Tentunya, enam bulan (1 semester) belum tepat untuk mengevaluasi kinerja GGD seperti apakah penempatan GGD berdampak pada meningkatnya kualitas pendidikan, rendahnya angka putus sekolah (karena edukasi GGD ke masyarakat), dan prestasi daerah di bidang pendidikan. Namun, pemerintah melalui Kemdikbud telah melakukan satu langkah tepat menginisiasi program GGD dan tinggal menunggu bagaimana daerah turut berkomitmen, karena pada hakikatnya, penempatan GGD untuk kualitas pembangunan manusia di daerah terpencil.
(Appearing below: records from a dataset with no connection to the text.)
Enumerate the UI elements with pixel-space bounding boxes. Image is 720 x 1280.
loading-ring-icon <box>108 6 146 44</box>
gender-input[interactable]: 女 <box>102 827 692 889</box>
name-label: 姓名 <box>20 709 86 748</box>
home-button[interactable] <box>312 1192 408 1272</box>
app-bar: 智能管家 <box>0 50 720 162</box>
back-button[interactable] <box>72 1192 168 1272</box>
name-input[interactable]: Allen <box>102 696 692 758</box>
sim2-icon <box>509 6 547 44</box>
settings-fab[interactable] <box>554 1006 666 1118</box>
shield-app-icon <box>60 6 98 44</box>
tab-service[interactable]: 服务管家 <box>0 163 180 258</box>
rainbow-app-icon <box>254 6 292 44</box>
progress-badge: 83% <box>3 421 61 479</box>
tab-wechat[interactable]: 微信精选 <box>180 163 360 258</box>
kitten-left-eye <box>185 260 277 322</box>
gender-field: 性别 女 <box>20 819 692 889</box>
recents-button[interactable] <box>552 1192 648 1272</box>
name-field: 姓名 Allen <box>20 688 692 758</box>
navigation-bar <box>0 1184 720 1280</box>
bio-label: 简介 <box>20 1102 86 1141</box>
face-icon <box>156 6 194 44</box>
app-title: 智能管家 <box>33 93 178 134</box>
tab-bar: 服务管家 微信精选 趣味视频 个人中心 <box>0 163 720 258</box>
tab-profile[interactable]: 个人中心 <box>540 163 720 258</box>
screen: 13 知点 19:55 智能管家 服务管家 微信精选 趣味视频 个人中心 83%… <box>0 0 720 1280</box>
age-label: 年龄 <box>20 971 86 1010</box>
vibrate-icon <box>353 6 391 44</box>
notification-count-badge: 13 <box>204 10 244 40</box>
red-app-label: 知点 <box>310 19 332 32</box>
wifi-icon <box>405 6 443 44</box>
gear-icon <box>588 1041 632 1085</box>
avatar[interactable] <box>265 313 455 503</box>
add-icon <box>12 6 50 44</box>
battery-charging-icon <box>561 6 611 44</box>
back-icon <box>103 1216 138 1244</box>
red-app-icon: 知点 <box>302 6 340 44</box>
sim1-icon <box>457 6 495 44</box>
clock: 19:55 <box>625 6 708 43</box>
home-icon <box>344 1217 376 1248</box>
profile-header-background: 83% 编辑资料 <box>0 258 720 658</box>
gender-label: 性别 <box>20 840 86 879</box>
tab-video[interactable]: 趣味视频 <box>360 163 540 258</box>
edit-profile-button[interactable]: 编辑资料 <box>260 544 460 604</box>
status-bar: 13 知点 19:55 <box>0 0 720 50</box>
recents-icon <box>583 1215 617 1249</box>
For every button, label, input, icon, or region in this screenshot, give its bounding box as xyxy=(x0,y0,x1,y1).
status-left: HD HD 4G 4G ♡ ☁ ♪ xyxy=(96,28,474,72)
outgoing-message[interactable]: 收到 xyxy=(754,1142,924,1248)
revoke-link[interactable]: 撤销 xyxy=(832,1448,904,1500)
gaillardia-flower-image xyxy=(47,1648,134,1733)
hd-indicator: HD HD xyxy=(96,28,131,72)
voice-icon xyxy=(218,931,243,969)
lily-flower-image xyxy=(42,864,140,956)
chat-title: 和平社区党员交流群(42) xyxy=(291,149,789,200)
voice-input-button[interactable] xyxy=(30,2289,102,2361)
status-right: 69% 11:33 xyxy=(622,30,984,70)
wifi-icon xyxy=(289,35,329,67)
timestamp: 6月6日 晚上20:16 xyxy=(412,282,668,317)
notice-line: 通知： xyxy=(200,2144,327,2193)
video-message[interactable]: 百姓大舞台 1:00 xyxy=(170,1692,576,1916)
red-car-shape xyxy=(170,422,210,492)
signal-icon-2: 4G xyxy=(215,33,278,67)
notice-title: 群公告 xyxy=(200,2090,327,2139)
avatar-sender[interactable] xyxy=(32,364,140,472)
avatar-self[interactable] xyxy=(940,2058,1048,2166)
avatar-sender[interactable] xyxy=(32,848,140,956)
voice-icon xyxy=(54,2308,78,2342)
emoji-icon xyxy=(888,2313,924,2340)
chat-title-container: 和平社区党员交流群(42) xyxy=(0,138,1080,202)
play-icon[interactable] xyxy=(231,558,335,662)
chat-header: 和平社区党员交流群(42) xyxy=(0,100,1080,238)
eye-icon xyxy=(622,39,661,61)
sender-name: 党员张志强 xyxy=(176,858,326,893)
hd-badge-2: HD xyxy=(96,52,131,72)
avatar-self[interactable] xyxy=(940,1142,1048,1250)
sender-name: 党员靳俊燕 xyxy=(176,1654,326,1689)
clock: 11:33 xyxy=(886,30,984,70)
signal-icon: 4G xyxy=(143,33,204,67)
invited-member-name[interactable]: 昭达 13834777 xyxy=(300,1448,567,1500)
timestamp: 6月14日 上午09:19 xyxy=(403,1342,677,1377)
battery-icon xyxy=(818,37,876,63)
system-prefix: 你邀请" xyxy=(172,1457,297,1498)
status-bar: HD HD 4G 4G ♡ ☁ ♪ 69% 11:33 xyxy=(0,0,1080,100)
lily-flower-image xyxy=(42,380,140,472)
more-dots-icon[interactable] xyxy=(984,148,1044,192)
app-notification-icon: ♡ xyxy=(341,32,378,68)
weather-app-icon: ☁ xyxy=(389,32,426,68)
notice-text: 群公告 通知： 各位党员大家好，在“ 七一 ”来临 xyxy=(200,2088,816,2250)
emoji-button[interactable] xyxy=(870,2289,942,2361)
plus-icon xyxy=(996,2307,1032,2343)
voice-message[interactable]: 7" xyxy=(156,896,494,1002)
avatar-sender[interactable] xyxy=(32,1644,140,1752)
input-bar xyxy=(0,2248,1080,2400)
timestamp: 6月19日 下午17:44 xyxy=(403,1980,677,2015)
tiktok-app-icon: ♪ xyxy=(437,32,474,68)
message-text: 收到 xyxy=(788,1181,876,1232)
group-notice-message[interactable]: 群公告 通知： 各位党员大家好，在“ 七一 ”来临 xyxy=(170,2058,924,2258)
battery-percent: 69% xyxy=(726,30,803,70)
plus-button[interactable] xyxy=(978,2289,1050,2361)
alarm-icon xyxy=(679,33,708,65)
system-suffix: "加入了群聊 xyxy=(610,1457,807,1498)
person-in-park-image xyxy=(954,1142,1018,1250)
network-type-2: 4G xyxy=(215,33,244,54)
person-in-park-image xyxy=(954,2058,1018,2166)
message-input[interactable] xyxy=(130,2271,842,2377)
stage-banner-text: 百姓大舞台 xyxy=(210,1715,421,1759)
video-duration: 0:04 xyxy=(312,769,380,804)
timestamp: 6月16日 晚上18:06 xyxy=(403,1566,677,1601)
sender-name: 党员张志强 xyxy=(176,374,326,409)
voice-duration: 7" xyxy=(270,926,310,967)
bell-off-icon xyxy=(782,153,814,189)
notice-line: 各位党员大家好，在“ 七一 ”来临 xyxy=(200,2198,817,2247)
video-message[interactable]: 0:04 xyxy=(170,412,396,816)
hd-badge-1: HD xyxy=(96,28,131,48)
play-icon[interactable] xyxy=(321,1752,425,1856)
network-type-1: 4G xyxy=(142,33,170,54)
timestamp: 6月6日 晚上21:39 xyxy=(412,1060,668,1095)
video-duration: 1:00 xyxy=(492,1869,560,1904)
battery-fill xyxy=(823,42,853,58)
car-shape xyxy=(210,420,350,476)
GGD dapat disebut sebagai guru di atas rata-rata yang mentalnya melampaui pengetahuannya. Kekuatan mental GGD tentu jauh daripada guru yang berada di wilayah perkotaan yang penuh aksesibilitas. Lebih tepat menyebut GGD sebagai seorang penjelajah. Seperti Amerigo Vespucci yang menemukan benua Amerika yang dalam tulisannya menjadi sumber kaya informasi tentang budaya masyarakat pribumi yang dia temui selama penjelahan hingga deskripsi daerah baru yang dijelajahinya. Untuk itu, GGD bukan sekadar guru biasa. GGD memerlukan pengetahuan budaya dan kecakapan untuk bertahan dalam kondisi ketiadaan fasilitas dan materi apapun di lapangan. Besar harapan 5-20 tahun mendatang, GGD dapat berperan sebagai agen perubahan yang kelak menjadikan rumahnya sebagai center of excellence pengembangan dan pembinaan masyarakat setempat, serta mampu memicu akselerasi pembangunan manusia di daerah. Semoga!